Струве: правый либерал, 1905-1944. Том 2 — страница 17 из 143

[21]. Опыт того периода убедил Струве, что с идейной точки зрения «массы» были столь же не готовы к «ответственному политическому творчеству», как и интеллигенция[22].

Сказанное заставляло по-иному воспринимать угрозу, исходящую от интеллигентов-радикалов. К ним нельзя было более относиться как к своенравным детям русского деспотизма, чья судьба предполагала лишь смирение или вытеснение на обочину жизни. Могучее влияние, которое они оказывали на массы в критические моменты истории, несло в себе смертельную угрозу: «Наиболее неожиданной и наиболее замечательной чертой эпохи, в которую мы вступили с 1904 года, является та легкость взаимного понимания, которая установилась между “интеллигенцией”…и “народными массами”. “Взаимное понимание” тут, может быть, несколько слишком сильное в одном, слишком слабое в другом отношении выражение. “Понимания”, может быть, ни с той, ни с другой стороны не было, но была органическая солидарность, которая в некоторых отношениях важнее и значительнее всякого “понимания”. Интеллигенция оказалась “революционно-народнической”, а народ — “народником-революционером”»[23].

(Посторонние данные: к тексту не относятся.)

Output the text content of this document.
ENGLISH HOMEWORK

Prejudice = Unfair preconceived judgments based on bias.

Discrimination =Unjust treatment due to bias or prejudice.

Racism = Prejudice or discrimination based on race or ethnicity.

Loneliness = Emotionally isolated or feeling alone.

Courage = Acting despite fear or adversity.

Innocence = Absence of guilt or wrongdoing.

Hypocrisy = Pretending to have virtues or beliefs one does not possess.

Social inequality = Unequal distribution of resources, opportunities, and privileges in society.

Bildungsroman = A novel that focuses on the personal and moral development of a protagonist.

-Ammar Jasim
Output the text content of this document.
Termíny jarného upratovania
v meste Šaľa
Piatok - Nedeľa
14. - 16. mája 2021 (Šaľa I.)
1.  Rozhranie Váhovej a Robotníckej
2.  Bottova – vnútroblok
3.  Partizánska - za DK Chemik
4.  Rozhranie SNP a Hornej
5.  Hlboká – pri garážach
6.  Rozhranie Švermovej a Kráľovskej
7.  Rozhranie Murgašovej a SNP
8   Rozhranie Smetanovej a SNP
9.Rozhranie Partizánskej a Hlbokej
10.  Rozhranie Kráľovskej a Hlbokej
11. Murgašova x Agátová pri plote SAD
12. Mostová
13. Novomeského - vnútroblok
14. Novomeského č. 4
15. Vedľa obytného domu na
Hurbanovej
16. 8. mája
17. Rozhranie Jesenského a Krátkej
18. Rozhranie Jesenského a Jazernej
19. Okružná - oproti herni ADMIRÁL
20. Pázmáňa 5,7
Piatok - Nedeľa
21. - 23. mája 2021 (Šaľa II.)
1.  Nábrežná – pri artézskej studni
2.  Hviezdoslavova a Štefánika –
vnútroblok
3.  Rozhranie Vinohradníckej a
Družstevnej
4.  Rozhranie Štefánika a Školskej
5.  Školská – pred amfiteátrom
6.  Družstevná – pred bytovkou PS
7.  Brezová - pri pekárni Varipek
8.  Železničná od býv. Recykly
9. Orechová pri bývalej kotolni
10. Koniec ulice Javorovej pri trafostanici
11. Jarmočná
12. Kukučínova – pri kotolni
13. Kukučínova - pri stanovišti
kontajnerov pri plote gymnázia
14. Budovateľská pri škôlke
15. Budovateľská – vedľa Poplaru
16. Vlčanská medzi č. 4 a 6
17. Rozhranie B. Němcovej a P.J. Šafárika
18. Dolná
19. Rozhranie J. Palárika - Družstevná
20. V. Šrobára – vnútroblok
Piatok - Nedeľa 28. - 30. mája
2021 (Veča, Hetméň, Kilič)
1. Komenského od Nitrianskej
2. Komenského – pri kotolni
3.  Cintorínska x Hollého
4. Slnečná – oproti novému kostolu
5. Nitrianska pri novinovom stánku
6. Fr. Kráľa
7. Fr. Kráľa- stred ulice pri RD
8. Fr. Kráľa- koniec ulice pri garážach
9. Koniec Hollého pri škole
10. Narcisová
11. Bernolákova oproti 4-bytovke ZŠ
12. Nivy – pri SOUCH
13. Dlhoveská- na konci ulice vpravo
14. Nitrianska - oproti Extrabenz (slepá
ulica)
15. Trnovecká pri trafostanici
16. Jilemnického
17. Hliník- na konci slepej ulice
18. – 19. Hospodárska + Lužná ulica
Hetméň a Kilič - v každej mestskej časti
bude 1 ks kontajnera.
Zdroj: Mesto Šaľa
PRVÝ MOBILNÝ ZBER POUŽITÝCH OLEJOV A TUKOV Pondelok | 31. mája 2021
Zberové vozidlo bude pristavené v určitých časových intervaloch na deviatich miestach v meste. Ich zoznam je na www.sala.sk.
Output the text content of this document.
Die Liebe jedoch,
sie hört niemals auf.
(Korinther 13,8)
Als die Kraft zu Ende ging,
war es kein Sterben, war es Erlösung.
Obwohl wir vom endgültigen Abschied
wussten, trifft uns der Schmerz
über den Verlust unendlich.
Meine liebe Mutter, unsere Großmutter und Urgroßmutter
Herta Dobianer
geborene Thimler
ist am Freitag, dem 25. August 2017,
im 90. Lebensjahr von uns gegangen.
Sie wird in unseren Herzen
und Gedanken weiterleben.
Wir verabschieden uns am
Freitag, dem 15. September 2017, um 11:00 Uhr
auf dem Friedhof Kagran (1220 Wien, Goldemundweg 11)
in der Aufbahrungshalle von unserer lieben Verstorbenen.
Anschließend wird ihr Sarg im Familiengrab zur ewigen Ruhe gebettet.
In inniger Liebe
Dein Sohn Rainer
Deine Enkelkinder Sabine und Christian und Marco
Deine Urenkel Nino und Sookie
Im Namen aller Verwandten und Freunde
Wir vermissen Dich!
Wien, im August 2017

«Русская революция показала, что у народа нет своего особого “стержня”, своей “основы”, своего “цвета”, отличного от стержня, основы и цвета интеллигенции…Грехи русской революции — грехи общие, интеллигенции и народа. Разница только в том, что интеллигенцию мы всегда мыслим, как субъектов (физических или собирательных), которым их действия могут и должны быть вменены, тогда как к “народу” понятие вменения недопустимо. И процесс духовного и культурного лечения должен быть начинаем с “интеллигенции”. Но лекарством она не может позаимствоваться от народа. Народ сам нуждается не менее в том же лечении»[24].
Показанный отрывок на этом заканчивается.